Allgemein 22 Oktober, 2009

Die englische Limited ist eine mit der deutschen GmbH vergleichbare Personengesellschaft, in der die Gesellschafter nicht persönlich, sondern nur mit der Stammeinlage haften. Seit der Europäische Gerichtshof im Jahr 2003 entschieden hat, dass jede Personengesellschaft in der gesamten EU ihre Rechte geltend machen kann, wird diese Rechtsform von vielen deutschen Unternehmern der GmbH vorgezogen, da sie einige Vorteile aufweist.

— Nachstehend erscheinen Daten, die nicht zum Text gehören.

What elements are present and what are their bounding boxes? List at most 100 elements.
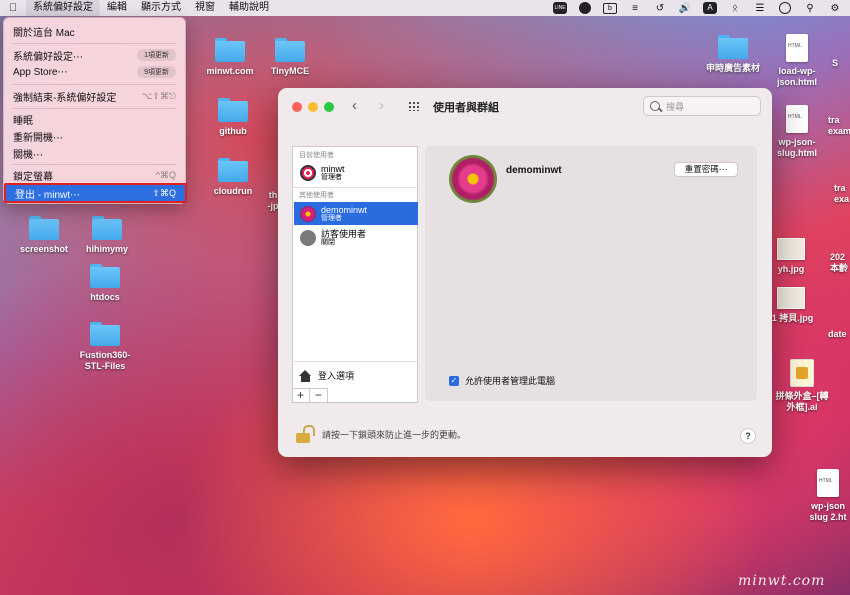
time-machine-icon[interactable]: ↺ — [653, 2, 667, 14]
menu-separator — [13, 43, 176, 44]
menu-view[interactable]: 顯示方式 — [134, 0, 188, 16]
menu-force-quit[interactable]: 強制結束-系統偏好設定 ⌥⇧⌘⎋ — [4, 87, 185, 105]
volume-icon[interactable]: 🔊 — [678, 2, 692, 14]
menu-app-store[interactable]: App Store⋯ 9項更新 — [4, 63, 185, 81]
window-titlebar: ‹ › 使用者與群組 搜尋 — [278, 88, 772, 124]
help-button[interactable]: ? — [740, 428, 756, 444]
avatar — [300, 164, 316, 181]
forward-icon[interactable]: › — [379, 97, 384, 114]
menu-system-preferences-item[interactable]: 系統偏好設定⋯ 1項更新 — [4, 46, 185, 64]
window-title: 使用者與群組 — [433, 102, 499, 114]
search-placeholder: 搜尋 — [666, 101, 685, 112]
control-center-icon[interactable]: ⚙ — [828, 2, 842, 14]
image-file-icon — [777, 287, 805, 309]
stack-icon[interactable]: ≡ — [628, 2, 642, 14]
menu-help[interactable]: 輔助說明 — [222, 0, 276, 16]
other-users-header: 其他使用者 — [299, 192, 334, 199]
apple-icon[interactable]:  — [0, 2, 26, 14]
folder-icon — [92, 216, 122, 240]
folder-icon — [218, 158, 248, 182]
user-row-guest[interactable]: 訪客使用者 關閉 — [294, 226, 418, 249]
folder-icon — [90, 322, 120, 346]
desktop-file-partial-202[interactable]: 202 本齡 — [830, 248, 850, 274]
bluetooth-icon[interactable]: ᛟ — [728, 2, 742, 14]
avatar — [300, 205, 316, 222]
user-row-minwt[interactable]: minwt 管理者 — [294, 161, 418, 184]
desktop-file-ai[interactable]: 拼條外盒–[轉 外框].ai — [762, 359, 842, 413]
add-remove-bar: + − — [292, 388, 328, 403]
status-area: LINE b ≡ ↺ 🔊 A ᛟ ☰ ⚲ ⚙ — [553, 0, 842, 16]
list-separator — [293, 361, 417, 362]
minimize-button[interactable] — [308, 102, 318, 112]
desktop-folder-screenshot[interactable]: screenshot — [8, 216, 80, 255]
zoom-button[interactable] — [324, 102, 334, 112]
shortcut-label: ⌥⇧⌘⎋ — [141, 90, 176, 101]
allow-admin-checkbox[interactable]: ✓ — [449, 375, 459, 386]
remove-user-button[interactable]: − — [310, 389, 328, 403]
guest-avatar — [300, 229, 316, 246]
desktop-file-wp-json-slug-2[interactable]: HTML wp-json slug 2.ht — [800, 469, 850, 523]
desktop-folder-fustion360[interactable]: Fustion360- STL-Files — [69, 322, 141, 372]
lock-icon[interactable] — [296, 425, 310, 443]
login-options[interactable]: 登入選項 — [299, 369, 354, 382]
wifi-icon[interactable]: ☰ — [753, 2, 767, 14]
user-row-demominwt[interactable]: demominwt 管理者 — [294, 202, 418, 225]
search-icon — [650, 101, 660, 111]
search-icon[interactable]: ⚲ — [803, 2, 817, 14]
desktop-file-partial-date[interactable]: date — [828, 325, 850, 340]
illustrator-file-icon — [790, 359, 814, 387]
reset-password-button[interactable]: 重置密碼⋯ — [674, 162, 738, 177]
folder-icon — [215, 38, 245, 62]
user-avatar[interactable] — [449, 155, 497, 203]
desktop-file-partial-s[interactable]: S — [832, 54, 850, 69]
desktop-file-partial-tra1[interactable]: tra exam — [828, 111, 850, 137]
menu-system-preferences[interactable]: 系統偏好設定 — [26, 0, 100, 16]
desktop-file-partial-tra2[interactable]: tra exa — [834, 179, 850, 205]
folder-icon — [90, 264, 120, 288]
menu-about-this-mac[interactable]: 關於這台 Mac — [4, 22, 185, 40]
current-users-header: 目前使用者 — [299, 152, 334, 159]
menu-edit[interactable]: 編輯 — [100, 0, 134, 16]
menu-lock-screen[interactable]: 鎖定螢幕 ^⌘Q — [4, 166, 185, 184]
desktop-folder-htdocs[interactable]: htdocs — [69, 264, 141, 303]
desktop-folder-hihimymy[interactable]: hihimymy — [71, 216, 143, 255]
show-all-grid-icon[interactable] — [408, 101, 420, 111]
desktop-file-load-wp-json[interactable]: HTML load-wp- json.html — [761, 34, 833, 88]
folder-icon — [218, 98, 248, 122]
lock-text: 請按一下鎖頭來防止進一步的更動。 — [322, 429, 467, 440]
search-field[interactable]: 搜尋 — [643, 96, 761, 116]
list-separator — [293, 187, 417, 188]
openai-icon[interactable] — [578, 2, 592, 14]
bartender-icon[interactable]: b — [603, 2, 617, 14]
line-icon[interactable]: LINE — [553, 2, 567, 14]
desktop-folder-ad-materials[interactable]: 申時廣告素材 — [697, 35, 769, 74]
menu-sleep[interactable]: 睡眠 — [4, 110, 185, 128]
desktop-folder-tinymce[interactable]: TinyMCE — [254, 38, 326, 77]
users-groups-window: ‹ › 使用者與群組 搜尋 目前使用者 minwt 管理者 其他使用者 demo… — [278, 88, 772, 457]
back-icon[interactable]: ‹ — [352, 97, 357, 114]
menu-log-out[interactable]: 登出 - minwt⋯ ⇧⌘Q — [4, 183, 187, 203]
shortcut-label: ⇧⌘Q — [152, 187, 176, 198]
user-icon[interactable] — [778, 2, 792, 14]
input-source-icon[interactable]: A — [703, 2, 717, 14]
apple-menu: 關於這台 Mac 系統偏好設定⋯ 1項更新 App Store⋯ 9項更新 強制… — [3, 17, 187, 204]
watermark: minwt.com — [738, 573, 826, 589]
menu-shutdown[interactable]: 關機⋯ — [4, 144, 185, 162]
user-detail-pane: demominwt 重置密碼⋯ ✓ 允許使用者管理此電腦 — [425, 146, 757, 401]
menu-bar:  系統偏好設定 編輯 顯示方式 視窗 輔助說明 LINE b ≡ ↺ 🔊 A … — [0, 0, 850, 16]
html-file-icon: HTML — [817, 469, 839, 497]
user-name: demominwt — [506, 165, 562, 176]
folder-icon — [275, 38, 305, 62]
lock-row: 請按一下鎖頭來防止進一步的更動。 — [296, 425, 466, 443]
html-file-icon: HTML — [786, 34, 808, 62]
allow-admin-option[interactable]: ✓ 允許使用者管理此電腦 — [449, 374, 555, 387]
add-user-button[interactable]: + — [292, 389, 310, 403]
menu-window[interactable]: 視窗 — [188, 0, 222, 16]
menu-restart[interactable]: 重新開機⋯ — [4, 127, 185, 145]
menu-separator — [13, 84, 176, 85]
close-button[interactable] — [292, 102, 302, 112]
menu-separator — [13, 164, 176, 165]
folder-icon — [29, 216, 59, 240]
menu-separator — [13, 108, 176, 109]
desktop-folder-github[interactable]: github — [197, 98, 269, 137]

Geringe Dauer und Kosten der Gründung

Bei der überwiegend gewählten Form der so genannten Private Limited Company by Shares fallen Kosten, Gründungsdauer und erforderliche Einlage erheblich geringer aus als bei einer GmbH. Die englische Limited kann bereits mit dem Einsatz von einem englischen Pfund gegründet werden. Eine notarielle Form des Antrags ist nicht erforderlich, und mithilfe eines Vermittlers kann sich sogar eine Reise nach England erübrigen. Vom Antrag bis zur Eintragung vergehen im Regelfall nur etwa 14 Tage, auf Wunsch kommt sogar eine Schnellgründung binnen zwei Tagen in Betracht.

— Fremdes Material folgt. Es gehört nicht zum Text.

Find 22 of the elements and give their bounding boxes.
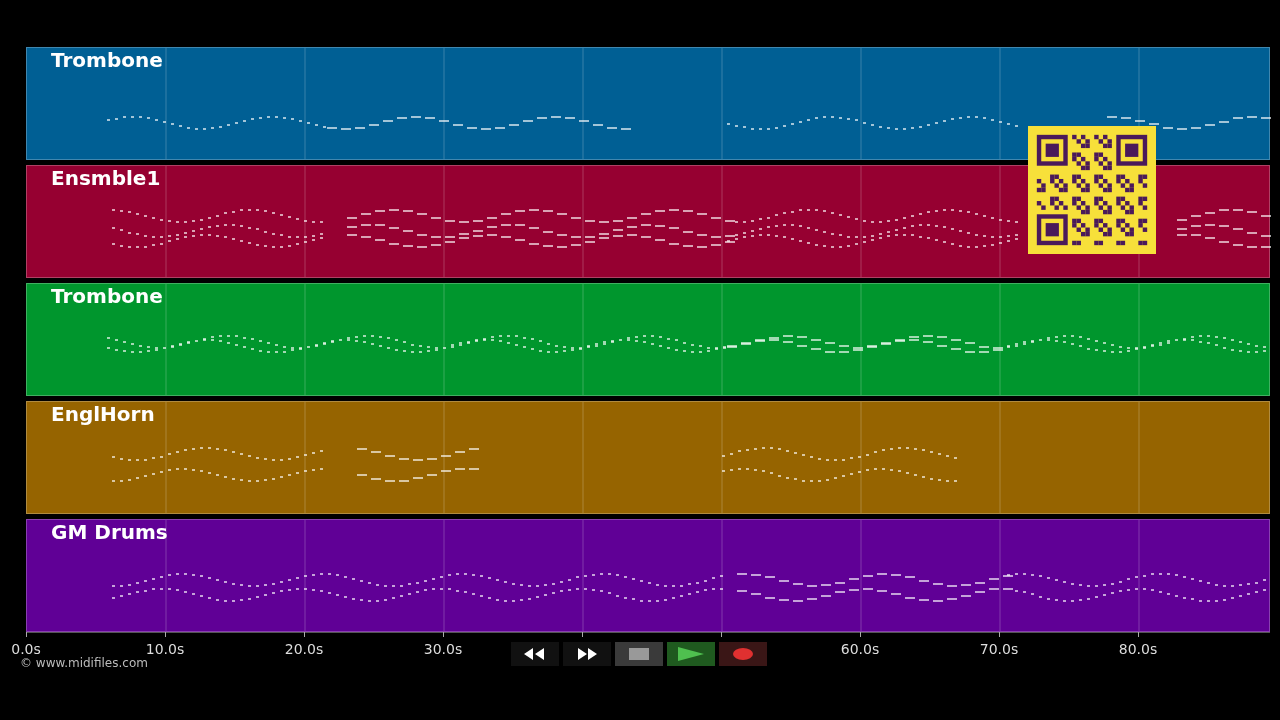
play-icon	[678, 647, 704, 661]
qr-code-icon	[1028, 126, 1156, 254]
track-name: EnglHorn	[51, 402, 155, 426]
rewind-button[interactable]	[511, 642, 559, 666]
time-tick-label: 30.0s	[423, 641, 463, 657]
time-tick-label: 20.0s	[284, 641, 324, 657]
time-tick-label: 0.0s	[11, 641, 41, 657]
track-name: Trombone	[51, 48, 163, 72]
track-name: Trombone	[51, 284, 163, 308]
play-button[interactable]	[667, 642, 715, 666]
stop-button[interactable]	[615, 642, 663, 666]
record-button[interactable]	[719, 642, 767, 666]
time-tick-label: 70.0s	[979, 641, 1019, 657]
track-name: Ensmble1	[51, 166, 161, 190]
time-tick-label: 10.0s	[145, 641, 185, 657]
stop-icon	[629, 648, 649, 660]
time-tick-label: 80.0s	[1118, 641, 1158, 657]
fast-forward-button[interactable]	[563, 642, 611, 666]
copyright-text: © www.midifiles.com	[20, 656, 148, 670]
record-icon	[733, 648, 753, 660]
track-name: GM Drums	[51, 520, 168, 544]
time-tick-label: 60.0s	[840, 641, 880, 657]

Steuerliche Vorteile der Limited

Da das Steuerrecht in Großbritannien vielfältigere Abschreibungsmöglichkeiten als das deutsche zulässt und niedrigere Gewerbesteuern anfallen, kann die englische Limited auf lange Sicht erhebliche legale Steuervorteile bieten. Schließlich lässt sich wegen großzügigerer gesetzlicher Bestimmungen in England auch der Buchführungsaufwand verringern.

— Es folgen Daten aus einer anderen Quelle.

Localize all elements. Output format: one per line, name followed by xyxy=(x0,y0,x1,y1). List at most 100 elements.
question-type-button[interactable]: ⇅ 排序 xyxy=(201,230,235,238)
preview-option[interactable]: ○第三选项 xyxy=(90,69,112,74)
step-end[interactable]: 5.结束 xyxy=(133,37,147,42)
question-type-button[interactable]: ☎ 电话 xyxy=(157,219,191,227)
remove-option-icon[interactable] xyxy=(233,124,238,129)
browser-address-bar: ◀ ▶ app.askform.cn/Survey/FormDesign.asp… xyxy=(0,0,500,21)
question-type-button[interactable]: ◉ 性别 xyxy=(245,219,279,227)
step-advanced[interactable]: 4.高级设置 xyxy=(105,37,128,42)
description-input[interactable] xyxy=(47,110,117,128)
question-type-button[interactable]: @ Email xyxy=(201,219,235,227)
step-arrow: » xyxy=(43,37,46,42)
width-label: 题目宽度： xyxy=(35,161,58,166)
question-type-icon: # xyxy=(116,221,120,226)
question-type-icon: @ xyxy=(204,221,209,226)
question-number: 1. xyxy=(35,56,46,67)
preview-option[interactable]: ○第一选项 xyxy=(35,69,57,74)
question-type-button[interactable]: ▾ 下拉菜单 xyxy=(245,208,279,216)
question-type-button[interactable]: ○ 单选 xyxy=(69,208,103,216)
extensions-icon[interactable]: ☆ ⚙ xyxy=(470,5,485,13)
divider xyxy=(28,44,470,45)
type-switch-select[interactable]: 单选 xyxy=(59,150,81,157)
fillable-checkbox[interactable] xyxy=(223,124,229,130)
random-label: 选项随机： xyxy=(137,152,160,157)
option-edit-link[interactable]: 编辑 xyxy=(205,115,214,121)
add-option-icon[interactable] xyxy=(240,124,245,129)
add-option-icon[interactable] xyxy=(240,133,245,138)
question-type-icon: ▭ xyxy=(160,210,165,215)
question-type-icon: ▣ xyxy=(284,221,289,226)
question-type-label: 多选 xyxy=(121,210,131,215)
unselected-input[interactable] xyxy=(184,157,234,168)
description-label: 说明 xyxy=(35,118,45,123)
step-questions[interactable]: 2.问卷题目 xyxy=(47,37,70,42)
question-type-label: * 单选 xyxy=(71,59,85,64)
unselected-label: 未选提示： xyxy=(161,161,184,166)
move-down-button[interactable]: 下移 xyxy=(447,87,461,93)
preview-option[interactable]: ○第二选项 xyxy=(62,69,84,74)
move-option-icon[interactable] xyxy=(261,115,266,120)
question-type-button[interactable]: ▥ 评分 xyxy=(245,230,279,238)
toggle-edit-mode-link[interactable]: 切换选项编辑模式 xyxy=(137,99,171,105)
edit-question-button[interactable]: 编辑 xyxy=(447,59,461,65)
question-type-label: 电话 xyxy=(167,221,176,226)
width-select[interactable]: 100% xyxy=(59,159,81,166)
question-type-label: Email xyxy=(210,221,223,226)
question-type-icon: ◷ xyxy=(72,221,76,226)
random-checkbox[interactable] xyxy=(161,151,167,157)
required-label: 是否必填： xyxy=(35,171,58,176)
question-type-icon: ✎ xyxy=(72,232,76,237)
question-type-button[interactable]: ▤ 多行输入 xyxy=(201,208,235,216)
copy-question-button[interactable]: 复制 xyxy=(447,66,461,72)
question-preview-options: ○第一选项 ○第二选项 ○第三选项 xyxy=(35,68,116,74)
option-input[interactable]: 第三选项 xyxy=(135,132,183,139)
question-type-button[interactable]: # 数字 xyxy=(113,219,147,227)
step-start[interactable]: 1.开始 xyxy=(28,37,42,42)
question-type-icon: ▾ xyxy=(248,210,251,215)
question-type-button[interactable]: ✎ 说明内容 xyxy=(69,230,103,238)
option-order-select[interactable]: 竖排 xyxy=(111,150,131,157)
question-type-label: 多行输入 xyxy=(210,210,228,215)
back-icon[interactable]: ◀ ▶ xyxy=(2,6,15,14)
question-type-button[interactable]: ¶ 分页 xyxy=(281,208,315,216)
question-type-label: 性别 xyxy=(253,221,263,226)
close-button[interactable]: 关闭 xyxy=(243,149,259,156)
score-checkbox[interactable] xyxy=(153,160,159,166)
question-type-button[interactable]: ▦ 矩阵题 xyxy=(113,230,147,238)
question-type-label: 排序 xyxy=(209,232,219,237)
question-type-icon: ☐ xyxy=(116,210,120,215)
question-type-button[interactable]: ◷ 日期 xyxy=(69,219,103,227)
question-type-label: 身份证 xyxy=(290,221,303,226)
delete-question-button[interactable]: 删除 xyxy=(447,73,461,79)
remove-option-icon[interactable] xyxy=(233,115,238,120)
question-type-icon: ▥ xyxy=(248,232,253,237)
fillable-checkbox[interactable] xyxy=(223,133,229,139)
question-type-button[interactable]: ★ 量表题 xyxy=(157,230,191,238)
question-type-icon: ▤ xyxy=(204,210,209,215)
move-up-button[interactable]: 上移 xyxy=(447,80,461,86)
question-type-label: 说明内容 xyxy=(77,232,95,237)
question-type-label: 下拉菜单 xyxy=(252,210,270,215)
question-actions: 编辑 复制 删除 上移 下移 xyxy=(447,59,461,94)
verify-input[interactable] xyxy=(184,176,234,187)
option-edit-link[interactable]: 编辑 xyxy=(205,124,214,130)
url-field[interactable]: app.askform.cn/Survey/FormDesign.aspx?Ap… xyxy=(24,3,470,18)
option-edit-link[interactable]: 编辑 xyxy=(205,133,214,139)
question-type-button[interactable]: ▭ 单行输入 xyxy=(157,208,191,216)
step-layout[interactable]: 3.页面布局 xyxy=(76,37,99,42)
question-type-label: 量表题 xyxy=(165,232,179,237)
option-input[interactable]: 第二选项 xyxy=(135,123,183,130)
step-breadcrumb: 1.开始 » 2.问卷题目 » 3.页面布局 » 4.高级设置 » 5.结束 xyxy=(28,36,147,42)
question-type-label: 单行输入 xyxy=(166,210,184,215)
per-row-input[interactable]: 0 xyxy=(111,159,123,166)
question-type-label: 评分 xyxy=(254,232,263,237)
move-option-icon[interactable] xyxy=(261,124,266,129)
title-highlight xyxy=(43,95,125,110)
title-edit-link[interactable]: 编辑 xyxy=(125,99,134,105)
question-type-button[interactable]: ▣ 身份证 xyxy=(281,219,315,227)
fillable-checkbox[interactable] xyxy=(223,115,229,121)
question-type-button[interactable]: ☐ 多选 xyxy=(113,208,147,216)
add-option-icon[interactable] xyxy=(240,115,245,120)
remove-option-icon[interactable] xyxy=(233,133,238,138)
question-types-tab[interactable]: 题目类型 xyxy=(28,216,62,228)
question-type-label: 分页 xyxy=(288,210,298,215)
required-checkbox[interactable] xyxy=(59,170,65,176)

Voraussetzungen der Eintragung

Bei der Anmeldung müssen ein Director und ein Secretary ernannt werden, wobei diese Positionen auch durch einen Treuhänder besetzt werden können. Weiterhin müssen eine Büroanschrift in Großbritannien, eine Unternehmenssatzung und ein Gesellschaftervertrag vorgelegt werden. Nach der Eintragung ist ein jährlicher Bericht in England zu erstatten und – je nach Jahresumsatz- gegebenenfalls eine Bilanz anzufertigen.